Hugo Chavez condamne à nouveau l’action de l’Otan :

Dans un communiqué datant de dimanche soir, le Président vénézuélien a à nouveau condamné l’action de l’OTAN. « Les gouvernements démocratiques européens (…) démolissent Tripoli avec leurs bombes »

Des convois camions remplis de milliers de volontaires et d’hommes armés se dirigent vers Tripoli pour protéger la capitale de la Libye :

Des milliers de volontaires des tribus de Ben Walid, Sirte, Sebha, Awlad Slimane, Al Mogarha, Worchafana, Tarhona, Al Siane, Al Ziyayna, Al Hsone, Worfala (1 500 000 d’habitants), ainsi que d’autres sont venus de partout de Libye pour soutenir les habitants de Tripoli ainsi que l’armée contre les attaques des rebelles et de l’OTAN.

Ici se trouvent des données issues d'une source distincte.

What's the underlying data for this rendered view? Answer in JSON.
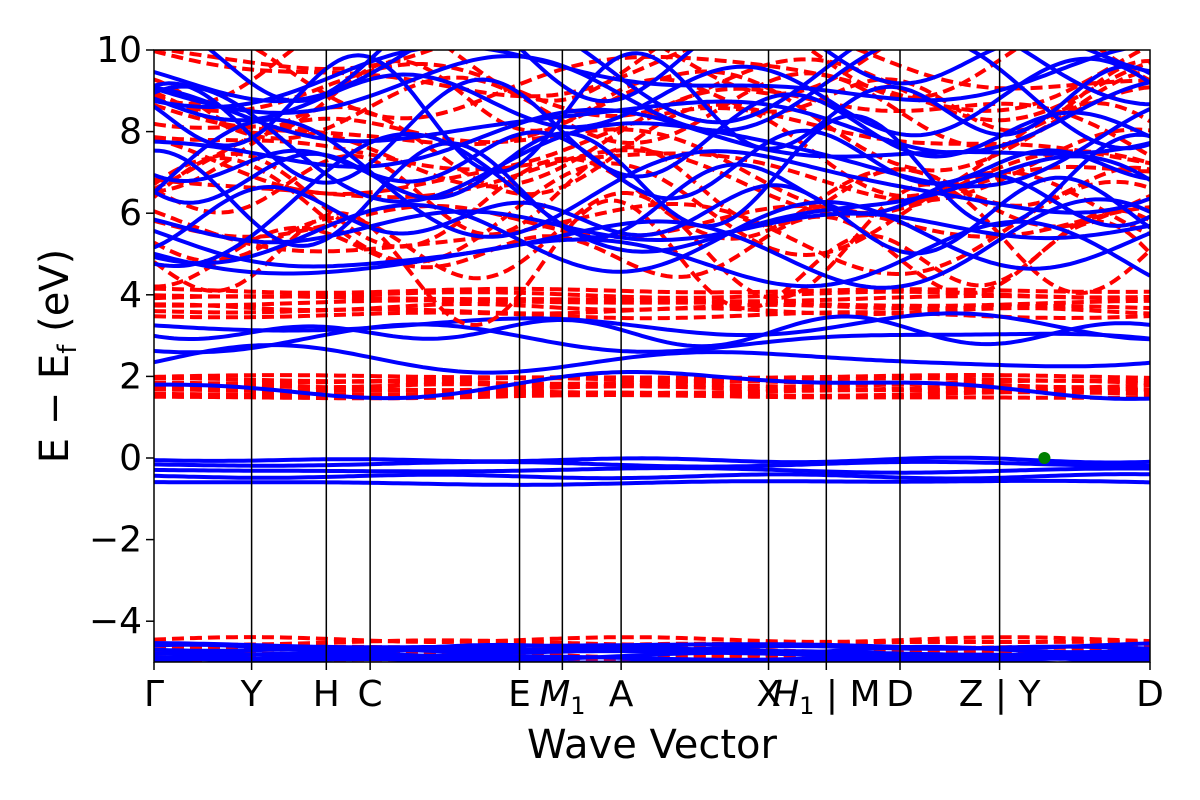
{
  "chart_data": {
    "type": "line",
    "xlabel": "Wave Vector",
    "ylabel": "E − E",
    "ylabel_sub": "f",
    "ylabel_unit": "(eV)",
    "ylim": [
      -5,
      10
    ],
    "y_ticks": [
      -4,
      -2,
      0,
      2,
      4,
      6,
      8,
      10
    ],
    "y_tick_labels": [
      "−4",
      "−2",
      "0",
      "2",
      "4",
      "6",
      "8",
      "10"
    ],
    "k_points": [
      {
        "label": "Γ",
        "x": 0.0
      },
      {
        "label": "Y",
        "x": 0.098
      },
      {
        "label": "H",
        "x": 0.173
      },
      {
        "label": "C",
        "x": 0.217
      },
      {
        "label": "E",
        "x": 0.367
      },
      {
        "label": "M",
        "sub": "1",
        "x": 0.41
      },
      {
        "label": "A",
        "x": 0.469
      },
      {
        "label": "X",
        "x": 0.617
      },
      {
        "label": "H",
        "sub": "1",
        "x": 0.675,
        "prefix_bar": false,
        "suffix": " | M"
      },
      {
        "label": "D",
        "x": 0.749
      },
      {
        "label": "Z | Y",
        "x": 0.849
      },
      {
        "label": "D",
        "x": 1.0
      }
    ],
    "series": [
      {
        "style": "solid",
        "color": "#0000ff"
      },
      {
        "style": "dashed",
        "color": "#ff0000"
      }
    ],
    "marker": {
      "x": 0.894,
      "y": 0.0,
      "color": "#008000"
    },
    "bands_description": "Blue solid: valence flat bands near 0 to -0.6 eV, conduction bands near 1.8-3.3 eV and dense manifold above 4.5 eV, deep bands near -4.5 eV. Red dashed: flat manifolds near 1.5-2.0 eV and 3.5-4.2 eV, dense bands above 5 eV, deep bands near -4.3 eV."
  }
}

GDF Suez et Total, ils signent les plus fortes hausses ce lundi à la Bourse de Paris (+5% et +4,1%).

Les deux titres caracolent en tête du CAC 40 ce lundi. Ils profitent de la perspective d’un rétablissement des exportations de pétrole et de gaz libyens en cas de victoire des insurgés, ainsi que de possibles futurs contrats. D’après des analystes interrogés par l’agence Reuters, les entreprises françaises et italiennes pourraient émerger comme les grands gagnants de la redistribution des cartes en Libye du fait du fort soutien dont ont fait preuve Paris et Rome à l’égard des rebelles. Ce malgré leurs liens avec le régime de Kadhafi. Source : EasyBourse

Possible démission du chef rebelle :

Le chef du Conseil national de transition (CNT), l’organe politique de la rébellion en Libye, a évoqué aujourd’hui sa possible démission pour protester contre les actes de vengeance perpétrés selon lui par certains combattants rebelles sur le terrain. « Je salue l’action des chefs des révolutionnaires, j’ai confiance en leur parole, mais certains actes de quelques-uns de leurs hommes m’inquiètent », a déclaré Moustapha Abdeljalil, évoquant « des actes de vengeance ». AFP

Informations réunies par Cédric Rutter – Investig’Action

Libye : Interception de cargaisons d’armes destinées aux rebelles

La Libye intercepte au large de ses côtes des cargaisons d’armes destinées aux groupes rebelles – Des gardes-côtes libyens ont réussi à intercepter lundi à l’aube, au large des plages de Janzour (banlieue ouest de Tripoli) deux bateaux transportant des armes destinées aux groupes rebelles, a annoncé une source officielle libyenne à la PANA.

«Cette cargaison d’armes financée par le Qatar a été accompagnée et protégée depuis le littoral tunisien par l’OTAN jusqu’aux côtes libyennes, en vue de leur remise aux groupes rebelles libyens», a indiqué le secrétaire de l’Office général libyen du Foreign Media, Dr Moussa Ibrahim, lors d’une conférence de presse tenue lundi soir à Tripoli.

Dr Moussa Ibrahim a précisé que l’opération d’exfiltration des armes en Libye s’est déroulée au moment où des frégates de l’OTAN bombardaient et tuaient des civils à Zaouia et Zoura (ouest de Tripoli) et dans la capitale libyenne, Tripoli.

Le responsable libyen a affirmé que cette interception prouve que la vérité est du côté « de la position sage et courageuse » de son pays, soulignant qu’il est devenu clair pour tout le monde que les groupes armés et les pays qui les soutiennent œuvrent à détruire la Libye et à y provoquer l’effusion de sang.